A U.S. Department of Energy assistant secretary on Feb. 20 denied reports that the agency is considering using its emergency authority to keep financially ailing coal, nuclear or other power plants online.
Bruce Walker, assistant secretary of the Office of Electricity Delivery, pushed back on recent press reports that the agency might use its Federal Power Act Section 202(c) authority to spur emergency funding to keep coal-fired power plants alive in the wake of the U.S. Federal Energy Regulatory Commission's rejection of DOE's proposed rule to provide extra compensation to generators that can keep a 90-day fuel supply on-site.
Under Section 202, DOE can order a power plant to stay online if it is found to be needed to maintain reliability, among other things — an authority the department has used eight times previously. But Walker told reporters on the sidelines of a DOE Electricity Advisory Committee in Virginia that he has heard no talk from other DOE officials about using the authority now. "We would never use a 202 to stave an economic issue. ... It's not designed for that," Walker said.

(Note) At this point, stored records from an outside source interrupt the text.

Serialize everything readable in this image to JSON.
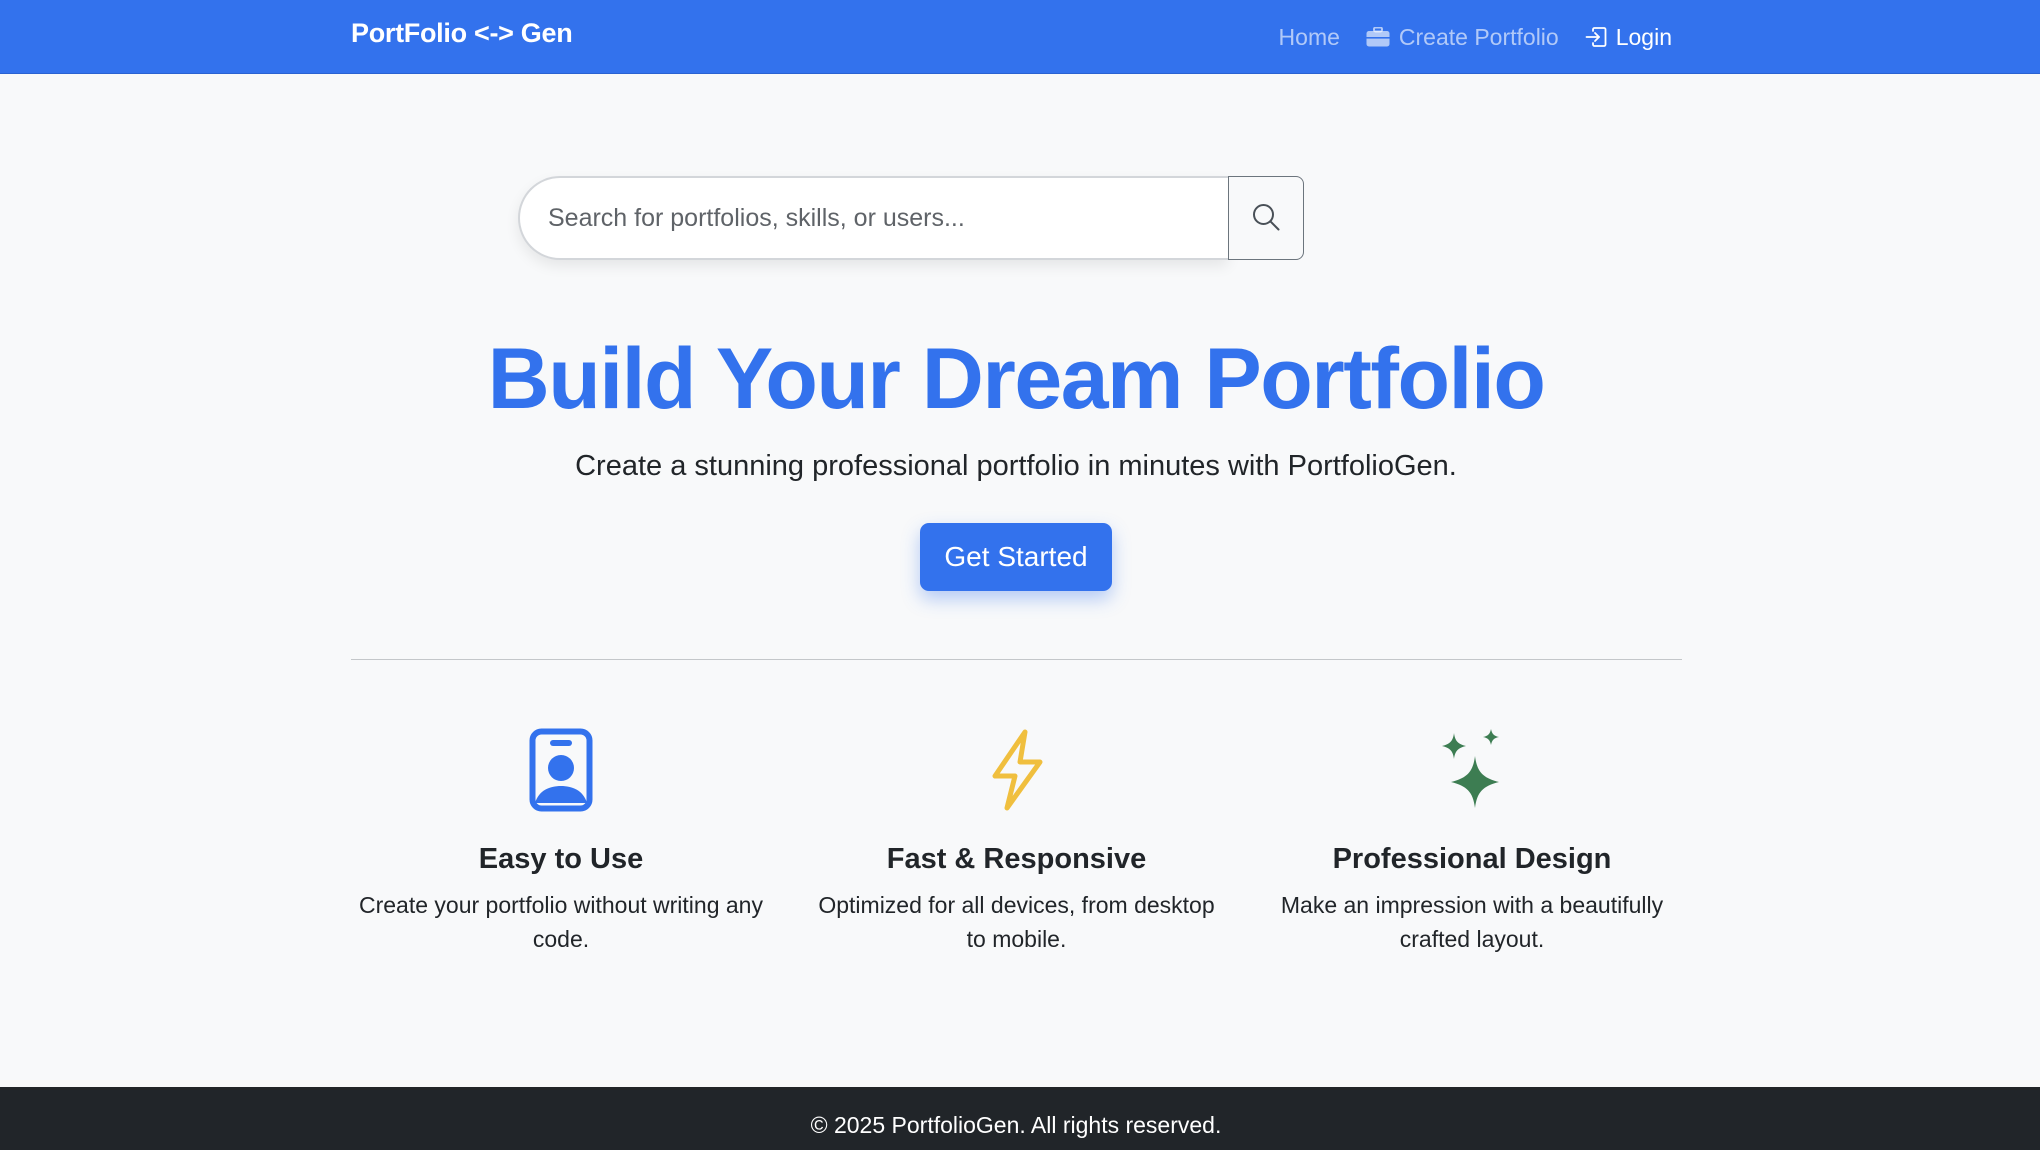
{
  "navbar": {
    "brand": "PortFolio <-> Gen",
    "links": [
      {
        "label": "Home",
        "icon": "none"
      },
      {
        "label": "Create Portfolio",
        "icon": "briefcase-icon"
      },
      {
        "label": "Login",
        "icon": "login-icon"
      }
    ]
  },
  "search": {
    "placeholder": "Search for portfolios, skills, or users...",
    "button_icon": "search-icon"
  },
  "hero": {
    "title": "Build Your Dream Portfolio",
    "subtitle": "Create a stunning professional portfolio in minutes with PortfolioGen.",
    "cta_label": "Get Started"
  },
  "features": [
    {
      "icon": "person-badge-icon",
      "title": "Easy to Use",
      "text": "Create your portfolio without writing any code."
    },
    {
      "icon": "lightning-icon",
      "title": "Fast & Responsive",
      "text": "Optimized for all devices, from desktop to mobile."
    },
    {
      "icon": "sparkles-icon",
      "title": "Professional Design",
      "text": "Make an impression with a beautifully crafted layout."
    }
  ],
  "footer": {
    "text": "© 2025 PortfolioGen. All rights reserved."
  },
  "colors": {
    "primary": "#3372ed",
    "warning": "#f0bf3e",
    "success": "#3d7d52",
    "footer_bg": "#212529"
  }
}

DOE in 2017 rejected a request by Murray Energy Corp. to use the emergency authority for FirstEnergy Solutions Corp. merchant power plants, which would keep them operating and running on coal produced by Murray's mines. The DOE said the Trump administration is "unified" in its mission to undo the economic damage done to coal but said "the evidence does not warrant the use of this emergency authority."
In February, the DOE split the office of Electricity Delivery & Energy Reliability into two offices: the Office of Electricity Delivery, which would focus on electric grid modernization, and the Office of Cyber Security, Energy Security and Emergency Response. Walker said he did not know when a new assistant secretary over the cyber office would be named.